From Trajan to Robert Mangold

From Trajan to Robert Mangold

Inveterate artist explores columns in Pace Wildenstein exhibit

Robert Mangold’s “Three Columns/Figures 5A” continues the artist’s exploration of line, form and color within the context of columnar structures.

An exhibition of new column paintings by Robert Mangold is on view at Pace Wildenstein in Chelsea. These eight acrylic and black pencil on canvas works range in size from ten to 12 feet tall and one to three feet wide. Also included is one triptych, “Three Column/ Figures 5, 2003.”

All of the paintings have been executed in a single color and completed in the years 2003 and 2004.

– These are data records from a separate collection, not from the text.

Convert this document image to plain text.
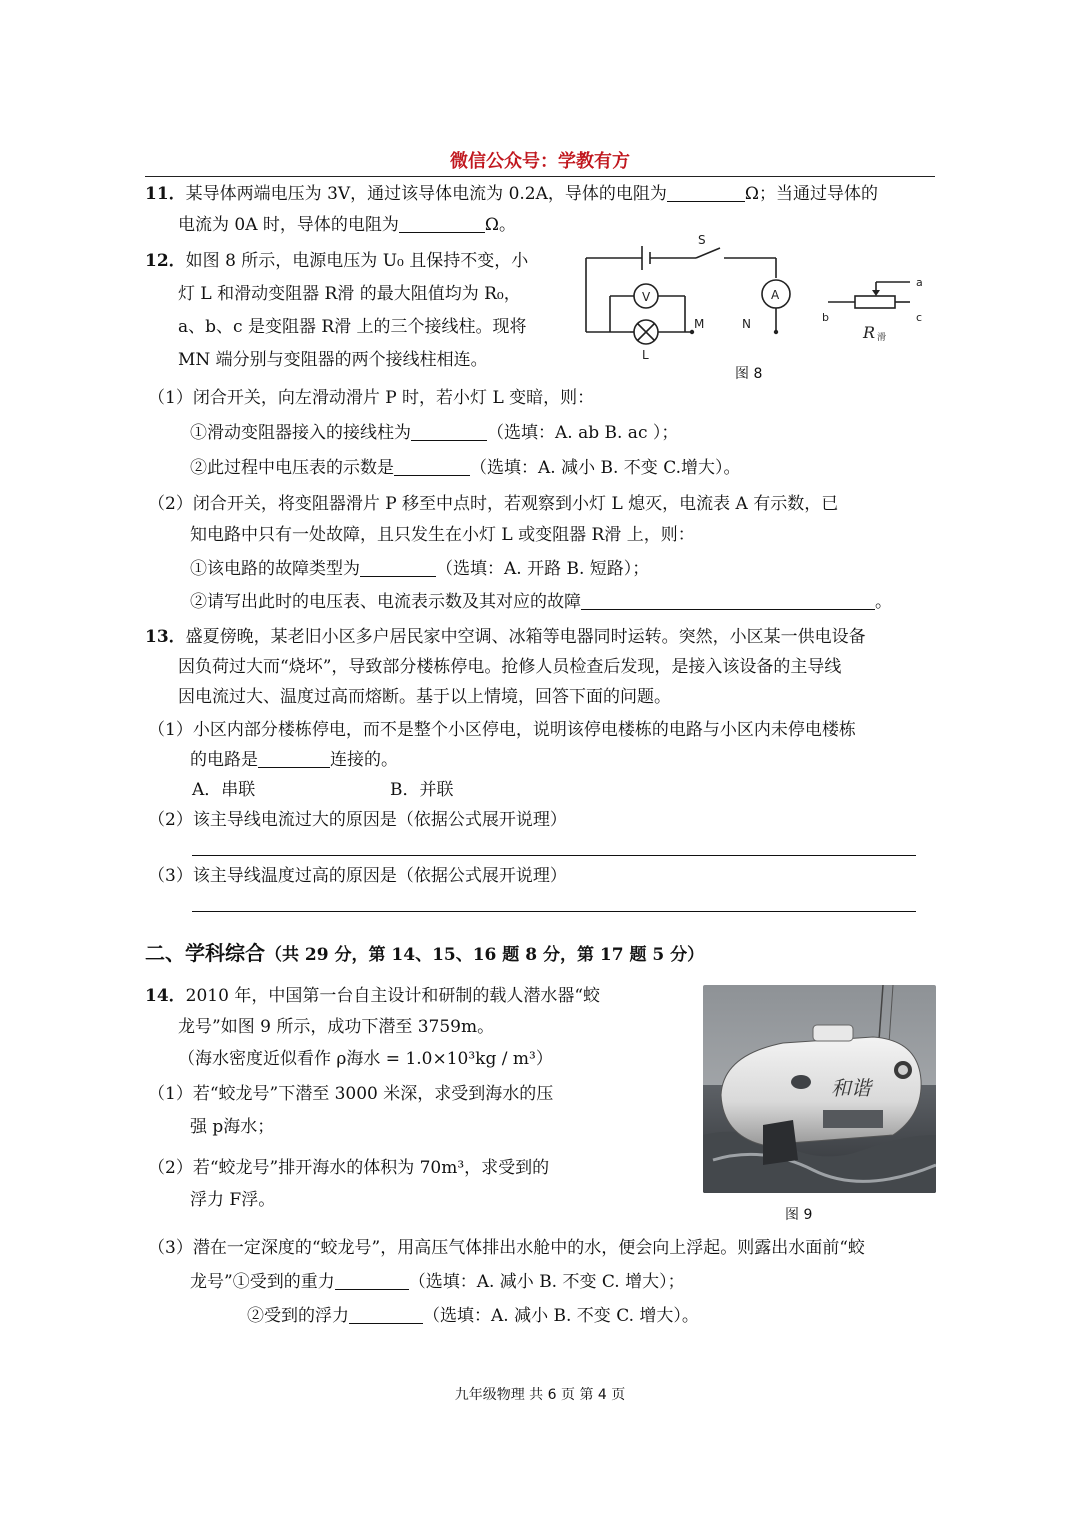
微信公众号：学教有方
11．某导体两端电压为 3V，通过该导体电流为 0.2A，导体的电阻为	Ω；当通过导体的
电流为 0A 时，导体的电阻为	Ω。
12．如图 8 所示，电源电压为 U₀ 且保持不变，小
灯 L 和滑动变阻器 R滑 的最大阻值均为 R₀，
a、b、c 是变阻器 R滑 上的三个接线柱。现将
MN 端分别与变阻器的两个接线柱相连。
S
V	A
M	N
L
a
b	c
R 滑
图 8
（1）闭合开关，向左滑动滑片 P 时，若小灯 L 变暗，则：
①滑动变阻器接入的接线柱为	（选填：A. ab B. ac ）；
②此过程中电压表的示数是	（选填：A. 减小 B. 不变 C.增大）。
（2）闭合开关，将变阻器滑片 P 移至中点时，若观察到小灯 L 熄灭，电流表 A 有示数，已
知电路中只有一处故障，且只发生在小灯 L 或变阻器 R滑 上，则：
①该电路的故障类型为	（选填：A. 开路 B. 短路）；
②请写出此时的电压表、电流表示数及其对应的故障	。
13．盛夏傍晚，某老旧小区多户居民家中空调、冰箱等电器同时运转。突然，小区某一供电设备
因负荷过大而“烧坏”，导致部分楼栋停电。抢修人员检查后发现，是接入该设备的主导线
因电流过大、温度过高而熔断。基于以上情境，回答下面的问题。
（1）小区内部分楼栋停电，而不是整个小区停电，说明该停电楼栋的电路与小区内未停电楼栋
的电路是	连接的。
A．串联	B．并联
（2）该主导线电流过大的原因是（依据公式展开说理）
（3）该主导线温度过高的原因是（依据公式展开说理）
二、学科综合（共 29 分，第 14、15、16 题 8 分，第 17 题 5 分）
14．2010 年，中国第一台自主设计和研制的载人潜水器“蛟
龙号”如图 9 所示，成功下潜至 3759m。
（海水密度近似看作 ρ海水 = 1.0×10³kg / m³）
（1）若“蛟龙号”下潜至 3000 米深，求受到海水的压
强 p海水；
（2）若“蛟龙号”排开海水的体积为 70m³，求受到的
浮力 F浮。
和谐
图 9
（3）潜在一定深度的“蛟龙号”，用高压气体排出水舱中的水，便会向上浮起。则露出水面前“蛟
龙号”①受到的重力	（选填：A. 减小 B. 不变 C. 增大）；
②受到的浮力	（选填：A. 减小 B. 不变 C. 增大）。
九年级物理 共 6 页 第 4 页
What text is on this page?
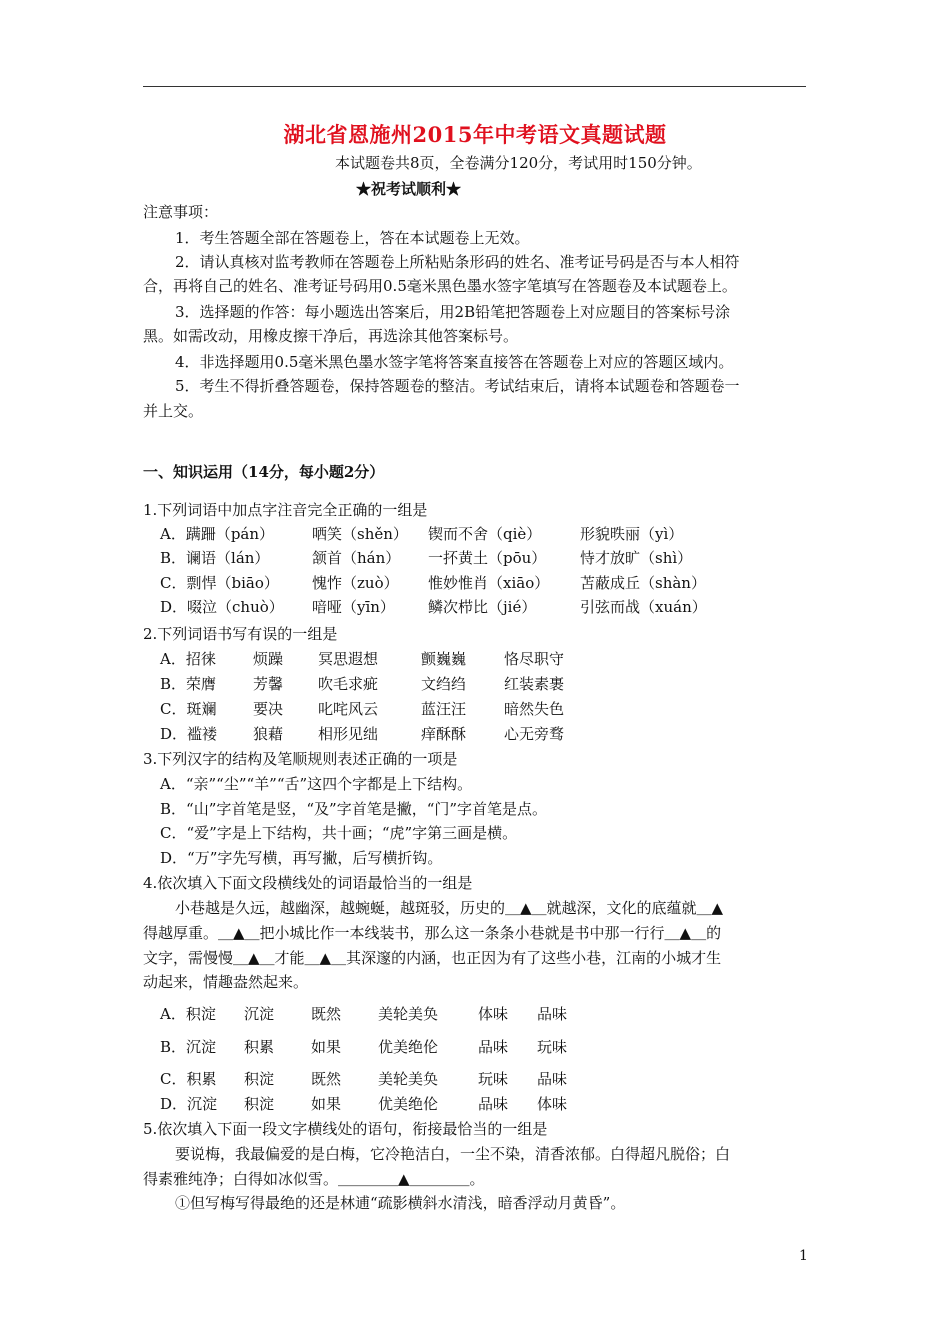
湖北省恩施州2015年中考语文真题试题
本试题卷共8页，全卷满分120分，考试用时150分钟。
★祝考试顺利★
注意事项：
1．考生答题全部在答题卷上，答在本试题卷上无效。
2．请认真核对监考教师在答题卷上所粘贴条形码的姓名、准考证号码是否与本人相符
合，再将自己的姓名、准考证号码用0.5毫米黑色墨水签字笔填写在答题卷及本试题卷上。
3．选择题的作答：每小题选出答案后，用2B铅笔把答题卷上对应题目的答案标号涂
黑。如需改动，用橡皮擦干净后，再选涂其他答案标号。
4．非选择题用0.5毫米黑色墨水签字笔将答案直接答在答题卷上对应的答题区域内。
5．考生不得折叠答题卷，保持答题卷的整洁。考试结束后，请将本试题卷和答题卷一
并上交。
一、知识运用（14分，每小题2分）
1.下列词语中加点字注音完全正确的一组是
A．蹒跚（pán）	哂笑（shěn） 锲而不舍（qiè）	形貌昳丽（yì）
B．谰语（lán）	颔首（hán） 一抔黄土（pōu） 恃才放旷（shì）
C．剽悍（biāo） 愧怍（zuò） 惟妙惟肖（xiāo） 苫蔽成丘（shàn）
D．啜泣（chuò） 喑哑（yīn） 鳞次栉比（jié）	引弦而战（xuán）
2.下列词语书写有误的一组是
A．招徕 烦躁 冥思遐想	颤巍巍	恪尽职守
B．荣膺 芳馨 吹毛求疵	文绉绉	红装素裹
C．斑斓 要决 叱咤风云	蓝汪汪	暗然失色
D．褴褛 狼藉 相形见绌	痒酥酥	心无旁骛
3.下列汉字的结构及笔顺规则表述正确的一项是
A．“亲”“尘”“羊”“舌”这四个字都是上下结构。
B．“山”字首笔是竖，“及”字首笔是撇，“门”字首笔是点。
C．“爱”字是上下结构，共十画；“虎”字第三画是横。
D．“万”字先写横，再写撇，后写横折钩。
4.依次填入下面文段横线处的词语最恰当的一组是
小巷越是久远，越幽深，越蜿蜒，越斑驳，历史的＿▲＿就越深，文化的底蕴就＿▲
得越厚重。＿▲＿把小城比作一本线装书，那么这一条条小巷就是书中那一行行＿▲＿的
文字，需慢慢＿▲＿才能＿▲＿其深邃的内涵，也正因为有了这些小巷，江南的小城才生
动起来，情趣盎然起来。
A．积淀 沉淀 既然 美轮美奂	体味 品味
B．沉淀 积累 如果 优美绝伦	品味 玩味
C．积累 积淀 既然 美轮美奂	玩味 品味
D．沉淀 积淀 如果 优美绝伦	品味 体味
5.依次填入下面一段文字横线处的语句，衔接最恰当的一组是
要说梅，我最偏爱的是白梅，它冷艳洁白，一尘不染，清香浓郁。白得超凡脱俗；白
得素雅纯净；白得如冰似雪。＿＿＿＿▲＿＿＿＿。
①但写梅写得最绝的还是林逋“疏影横斜水清浅，暗香浮动月黄昏”。
1
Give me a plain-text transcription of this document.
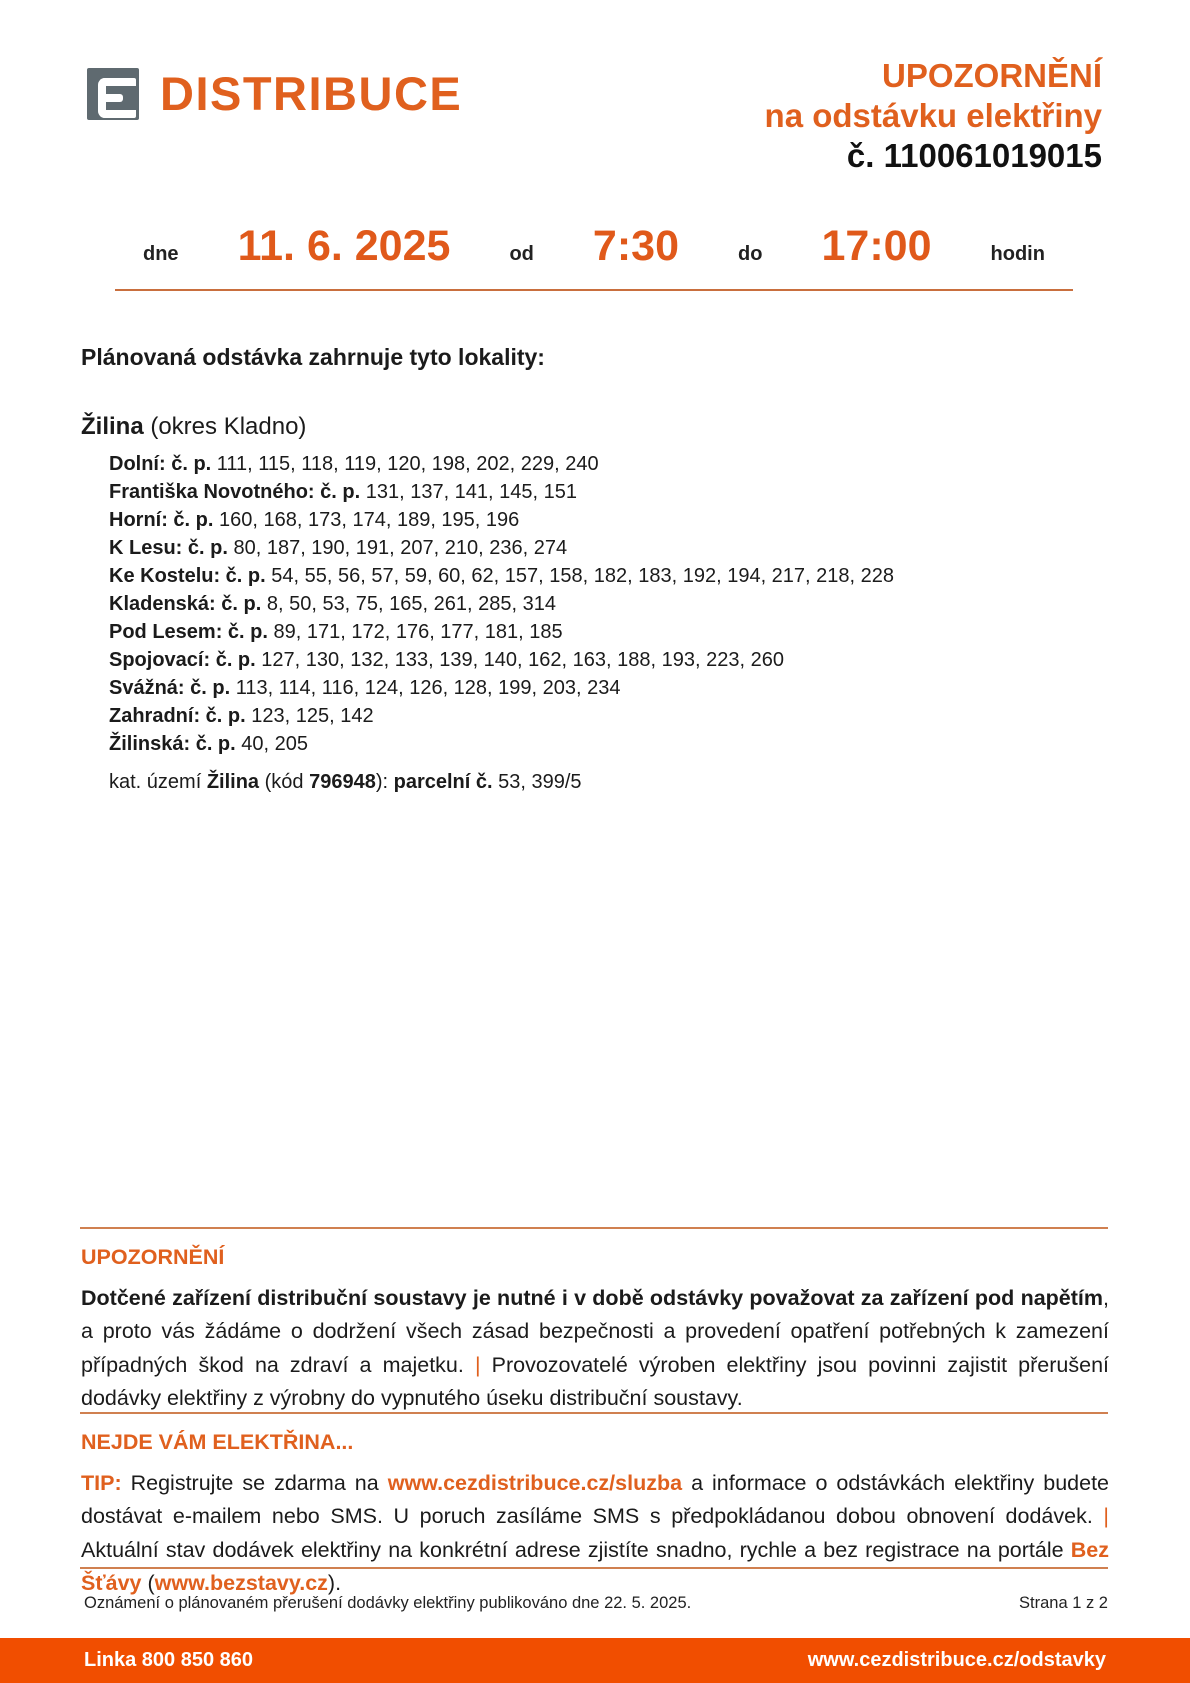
DISTRIBUCE	UPOZORNĚNÍ
na odstávku elektřiny
č. 110061019015
dne 11. 6. 2025	od 7:30	do 17:00	hodin

Plánovaná odstávka zahrnuje tyto lokality:

Žilina (okres Kladno)

Dolní: č. p. 111, 115, 118, 119, 120, 198, 202, 229, 240
Františka Novotného: č. p. 131, 137, 141, 145, 151
Horní: č. p. 160, 168, 173, 174, 189, 195, 196
K Lesu: č. p. 80, 187, 190, 191, 207, 210, 236, 274
Ke Kostelu: č. p. 54, 55, 56, 57, 59, 60, 62, 157, 158, 182, 183, 192, 194, 217, 218, 228
Kladenská: č. p. 8, 50, 53, 75, 165, 261, 285, 314
Pod Lesem: č. p. 89, 171, 172, 176, 177, 181, 185
Spojovací: č. p. 127, 130, 132, 133, 139, 140, 162, 163, 188, 193, 223, 260
Svážná: č. p. 113, 114, 116, 124, 126, 128, 199, 203, 234
Zahradní: č. p. 123, 125, 142
Žilinská: č. p. 40, 205
kat. území Žilina (kód 796948): parcelní č. 53, 399/5

UPOZORNĚNÍ

Dotčené zařízení distribuční soustavy je nutné i v době odstávky považovat za zařízení pod napětím, a proto vás žádáme o dodržení všech zásad bezpečnosti a provedení opatření potřebných k zamezení případných škod na zdraví a majetku. | Provozovatelé výroben elektřiny jsou povinni zajistit přerušení dodávky elektřiny z výrobny do vypnutého úseku distribuční soustavy.

NEJDE VÁM ELEKTŘINA...

TIP: Registrujte se zdarma na www.cezdistribuce.cz/sluzba a informace o odstávkách elektřiny budete dostávat e-mailem nebo SMS. U poruch zasíláme SMS s předpokládanou dobou obnovení dodávek. | Aktuální stav dodávek elektřiny na konkrétní adrese zjistíte snadno, rychle a bez registrace na portále Bez Šťávy (www.bezstavy.cz).

Oznámení o plánovaném přerušení dodávky elektřiny publikováno dne 22. 5. 2025.	Strana 1 z 2
Linka 800 850 860	www.cezdistribuce.cz/odstavky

Mangold has always been known for the formal rigor of his work. A graduate of Yale’s School of Art and Architecture, he and his fellow alumni Brice Marden, Chuck Close and Richard Serra went on to become some of the most important artists of their generation.

The column paintings, exhibited in a single large gallery at Pace Wildenstein, are a joy to behold. The tall paintings, each of a single washy color, are dissected evenly by a fine pencil line. Thicker single and double graphite lines intersect the pencil line, forming curves running vertically. Descriptions of Mangold’s painting can sound cold and minimalist but that is certainly not the effect one has upon viewing the work. Mangold’s signature washy orange is here along with a more vibrant palate of yellows and purple, as well as his impeccable draftsmanship.

To see new paintings so assured and powerful that they seem as if they must have always existed is a wonderful art experience.

To reach the Mangold paintings, one first travels through a gallery filled with five large-scale pieces by the late artist Donald Judd. No one is more highly regarded in the pantheon of Minimal Art of the late 20th century than Judd. I realize that this is important art, and I understand the concepts of the “specific object” and the colorist concerns surrounding the objects, but I was still left unimpressed by and disinterested by this particular showing of Judd’s work. Though some of the translucent and Plexiglas stacked objects are even beautiful, the experience of the show feels flat, sad, solemn, even boring. The large untitled Cor-ten steel floor piece is handsome yet dull, and the concrete piece is monumental, evoking a mausoleum.

It seems that sometimes ideas are not enough, and in this exhibition Judd has literally been boxed in.